Gates, who is set to resign at the end of this month, argued that the US has made a lot of progress over the last 15 months on the ground in Afghanistan.

"We have basically thrown the Taliban out of their home turf of Kandahar and Helmand provinces. I think we will present the president with options and different levels of risks associated with the options and he will decide," he said.

Reiterating that the draw down must be politically credible here at home, Gates said he thinks there is a lot of room for maneuver in that framework.

Gates argued for an Iraq-type end of US combat operations in Afghanistan.

"How this ends is essentially the same way it ended in Iraq, with US playing a key role for some period of time, building up the local security forces, in one case Iraq, and in this case Afghanistan, and degrading the capability of the Taliban to the point where the Afghan forces can take care of them, and then transitioning the responsibility for security to the Afghans," he said.

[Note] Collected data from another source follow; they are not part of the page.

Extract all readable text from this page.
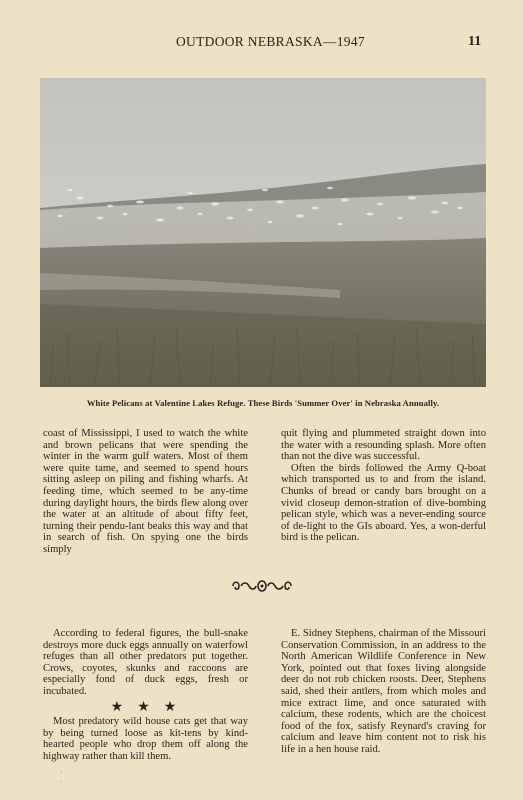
OUTDOOR NEBRASKA—1947	11
White Pelicans at Valentine Lakes Refuge. These Birds 'Summer Over' in Nebraska Annually.

coast of Mississippi, I used to watch the white and brown pelicans that were spending the winter in the warm gulf waters. Most of them were quite tame, and seemed to spend hours sitting asleep on piling and fishing wharfs. At feeding time, which seemed to be any-time during daylight hours, the birds flew along over the water at an altitude of about fifty feet, turning their pendu-lant beaks this way and that in search of fish. On spying one the birds simply

quit flying and plummeted straight down into the water with a resounding splash. More often than not the dive was successful.

Often the birds followed the Army Q-boat which transported us to and from the island. Chunks of bread or candy bars brought on a vivid closeup demon-stration of dive-bombing pelican style, which was a never-ending source of de-light to the GIs aboard. Yes, a won-derful bird is the pelican.

According to federal figures, the bull-snake destroys more duck eggs annually on waterfowl refuges than all other predators put together. Crows, coyotes, skunks and raccoons are especially fond of duck eggs, fresh or incubated.

★★★

Most predatory wild house cats get that way by being turned loose as kit-tens by kind-hearted people who drop them off along the highway rather than kill them.

E. Sidney Stephens, chairman of the Missouri Conservation Commission, in an address to the North American Wildlife Conference in New York, pointed out that foxes living alongside deer do not rob chicken roosts. Deer, Stephens said, shed their antlers, from which moles and mice extract lime, and once saturated with calcium, these rodents, which are the choicest food of the fox, satisfy Reynard's craving for calcium and leave him content not to risk his life in a hen house raid.

·
·
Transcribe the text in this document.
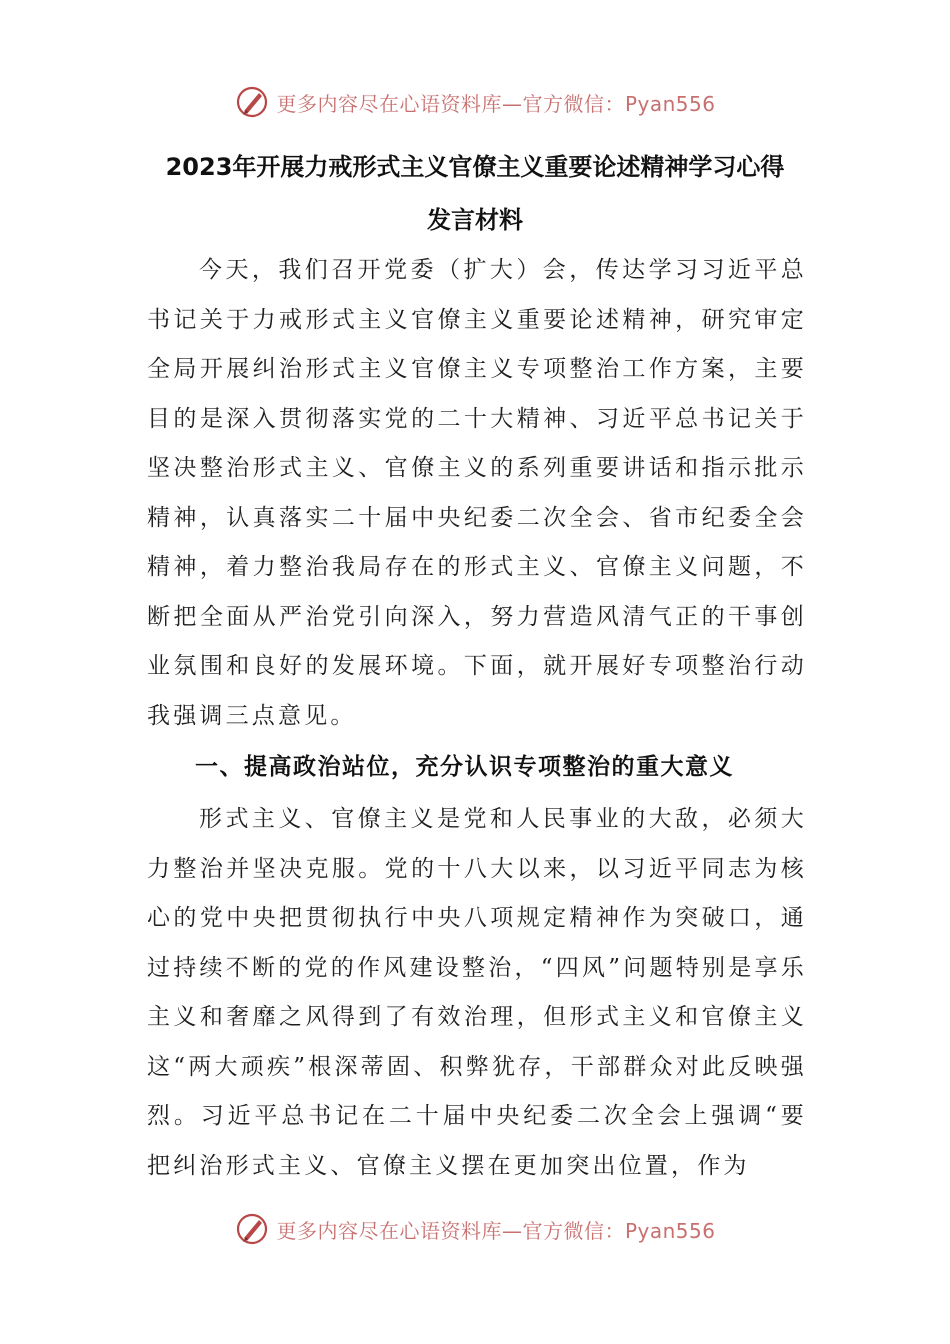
更多内容尽在心语资料库—官方微信：Pyan556
2023年开展力戒形式主义官僚主义重要论述精神学习心得
发言材料

今天，我们召开党委（扩大）会，传达学习习近平总书记关于力戒形式主义官僚主义重要论述精神，研究审定全局开展纠治形式主义官僚主义专项整治工作方案，主要目的是深入贯彻落实党的二十大精神、习近平总书记关于坚决整治形式主义、官僚主义的系列重要讲话和指示批示精神，认真落实二十届中央纪委二次全会、省市纪委全会精神，着力整治我局存在的形式主义、官僚主义问题，不断把全面从严治党引向深入，努力营造风清气正的干事创业氛围和良好的发展环境。下面，就开展好专项整治行动我强调三点意见。

一、提高政治站位，充分认识专项整治的重大意义

形式主义、官僚主义是党和人民事业的大敌，必须大力整治并坚决克服。党的十八大以来，以习近平同志为核心的党中央把贯彻执行中央八项规定精神作为突破口，通过持续不断的党的作风建设整治，“四风”问题特别是享乐主义和奢靡之风得到了有效治理，但形式主义和官僚主义这“两大顽疾”根深蒂固、积弊犹存，干部群众对此反映强烈。习近平总书记在二十届中央纪委二次全会上强调“要把纠治形式主义、官僚主义摆在更加突出位置，作为

更多内容尽在心语资料库—官方微信：Pyan556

Gates said that transition has already begun. "A quarter of the Afghan people, including Kabul, live under Afghan security leadership. What you will see between now and 2014 is the transition of the rest of the country over a period of time," the Defense Secretary underlined.

The Pentagon boss said as the Afghan forces get better, "we can pull back into training and partnering role and more into counter terrorism."

"So I think this transition to Afghan leadership, so that they can keep control of their own country, so that al- Qaeda can no longer find a safe haven in Afghanistan, and so the Taliban cannot forcibly overthrow the government of Afghanistan," Gates said.

"That doesn't seem that hard to me for people to understand," he argued.